Le samedi matin, le marché du centre de Chicago vibrait d’agitation. Les cris des vendeurs se mêlaient aux rires des enfants et aux parfums de fruits frais. Dans cette effervescence, un homme avançait d’un pas rapide, ses chaussures vernies résonnant sur le trottoir. C’était Daniel Whitmore, magnat de l’immobilier, symbole de réussite éclatante. Costume impeccable, allure hautaine, il incarnait la conviction que la fortune n’était qu’une question de discipline et que la pauvreté relevait de l’échec.
À l’angle d’une allée, une silhouette fragile tendait un gobelet en carton. Une femme aux cheveux grisonnants, le regard fatigué, serrait contre elle un carton griffonné : « J’ai faim. » Ses doigts tremblaient quand elle implorait quelques pièces. Les passants détournaient les yeux, certains la repoussaient de leur indifférence, d’autres la soulageaient de quelques centimes.
Lorsque Daniel passa devant elle, la mendiante effleura sa jambe, croyant qu’il s’apprêtait à l’aider. Sa réaction fut brutale : un mouvement de pied pour l’écarter, accompagné d’un grognement méprisant. Le gobelet chuta, les pièces roulèrent sur le sol, et des murmures indignés s’élevèrent dans la foule.
La femme, ébranlée, ne cria pas. Ses lèvres tremblantes laissèrent échapper un seul mot :
— Daniel ?
Ce nom, si familier, fit vaciller l’homme. Mais il refusa d’y croire, serra la mâchoire et continua sa route.
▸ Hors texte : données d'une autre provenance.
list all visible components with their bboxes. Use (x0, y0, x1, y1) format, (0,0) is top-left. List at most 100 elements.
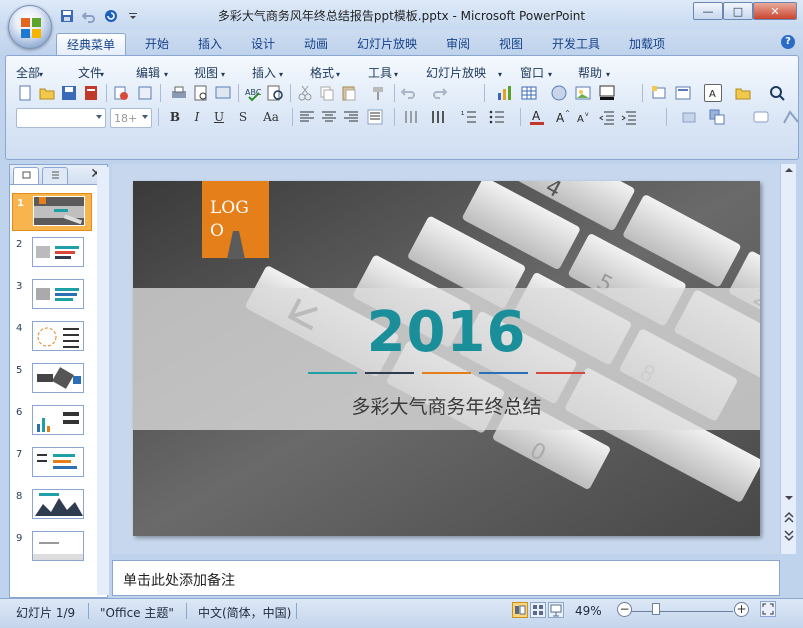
prev-slide-icon[interactable] (783, 510, 795, 524)
print-icon[interactable] (170, 84, 188, 102)
normal-view-button[interactable] (512, 602, 528, 618)
bold-button[interactable]: B (166, 108, 184, 126)
fill-color-icon[interactable] (598, 84, 616, 102)
office-button[interactable] (8, 5, 52, 49)
redo-icon[interactable] (102, 7, 120, 25)
align-left-icon[interactable] (298, 108, 316, 126)
menu-window[interactable]: 窗口 (520, 64, 544, 81)
shape-icon[interactable] (680, 108, 698, 126)
menu-edit[interactable]: 编辑 (136, 64, 160, 81)
slide-thumbnail-6[interactable]: 6 (12, 403, 92, 441)
notes-pane[interactable]: 单击此处添加备注 (112, 560, 780, 596)
open-icon[interactable] (38, 84, 56, 102)
minimize-button[interactable]: — (693, 2, 723, 20)
menu-file[interactable]: 文件 (78, 64, 102, 81)
format-painter-icon[interactable] (370, 84, 388, 102)
slide-thumbnail-7[interactable]: 7 (12, 445, 92, 483)
language-status[interactable]: 中文(简体，中国) (198, 604, 291, 621)
picture-icon[interactable] (574, 84, 592, 102)
menu-slideshow[interactable]: 幻灯片放映 (426, 64, 486, 81)
find-icon[interactable] (768, 84, 786, 102)
tab-view[interactable]: 视图 (489, 33, 533, 56)
slide-canvas[interactable]: 4 2 5 8 0 LOGO 2016 多彩大气商务年终总结 (133, 181, 760, 536)
undo-toolbar-icon[interactable] (400, 84, 418, 102)
align-right-icon[interactable] (342, 108, 360, 126)
new-slide-icon[interactable] (650, 84, 668, 102)
tab-design[interactable]: 设计 (241, 33, 285, 56)
slide-thumbnail-4[interactable]: 4 (12, 319, 92, 357)
customize-icon[interactable] (124, 7, 142, 25)
scroll-up-icon[interactable] (783, 164, 795, 176)
arrange-icon[interactable] (708, 108, 726, 126)
shrink-font-icon[interactable]: Av (574, 108, 592, 126)
align-center-icon[interactable] (320, 108, 338, 126)
tab-home[interactable]: 开始 (135, 33, 179, 56)
close-button[interactable]: ✕ (753, 2, 797, 20)
textbox-icon[interactable]: A (704, 84, 722, 102)
maximize-button[interactable]: □ (723, 2, 753, 20)
decrease-indent-icon[interactable] (598, 108, 616, 126)
next-slide-icon[interactable] (783, 528, 795, 542)
folder-icon[interactable] (734, 84, 752, 102)
slide-thumbnail-2[interactable]: 2 (12, 235, 92, 273)
slide-thumbnail-1[interactable]: 1 (12, 193, 92, 231)
redo-toolbar-icon[interactable] (430, 84, 448, 102)
zoom-in-button[interactable]: + (734, 602, 749, 617)
pdf-icon[interactable] (82, 84, 100, 102)
fit-to-window-icon[interactable] (760, 601, 776, 617)
screen-icon[interactable] (214, 84, 232, 102)
slide-thumbnail-3[interactable]: 3 (12, 277, 92, 315)
tab-insert[interactable]: 插入 (188, 33, 232, 56)
layout-icon[interactable] (674, 84, 692, 102)
slide-thumbnail-5[interactable]: 5 (12, 361, 92, 399)
clipart-icon[interactable] (550, 84, 568, 102)
copy-icon[interactable] (318, 84, 336, 102)
cut-icon[interactable] (296, 84, 314, 102)
menu-tools[interactable]: 工具 (368, 64, 392, 81)
help-icon[interactable]: ? (781, 35, 795, 49)
tab-slideshow[interactable]: 幻灯片放映 (347, 33, 427, 56)
menu-format[interactable]: 格式 (310, 64, 334, 81)
slide-thumbnail-9[interactable]: 9 (12, 529, 92, 567)
change-case-button[interactable]: Aa (258, 108, 284, 126)
numbering-icon[interactable]: 1 (460, 108, 478, 126)
tab-review[interactable]: 审阅 (436, 33, 480, 56)
menu-view[interactable]: 视图 (194, 64, 218, 81)
table-icon[interactable] (520, 84, 538, 102)
paste-icon[interactable] (340, 84, 358, 102)
underline-button[interactable]: U (210, 108, 228, 126)
grow-font-icon[interactable]: A ^ (554, 108, 572, 126)
italic-button[interactable]: I (188, 108, 206, 126)
save-doc-icon[interactable] (60, 84, 78, 102)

Pourtant, le soir venu, installé dans son penthouse luxueux, il ne parvint pas à chasser de sa mémoire ces yeux bruns qui semblaient le connaître.
Car cette mendiante n’était pas une inconnue. Elle était Margaret Collins… autrefois Margaret Whitmore. Sa mère. Celle qui avait disparu quand il n’avait que sept ans, qu’il avait cherchée en vain à travers détectives et dossiers poussiéreux.
Le destin les avait réunis, mais Daniel, aveuglé par son orgueil, avait accueilli ces retrouvailles par un geste de cruauté.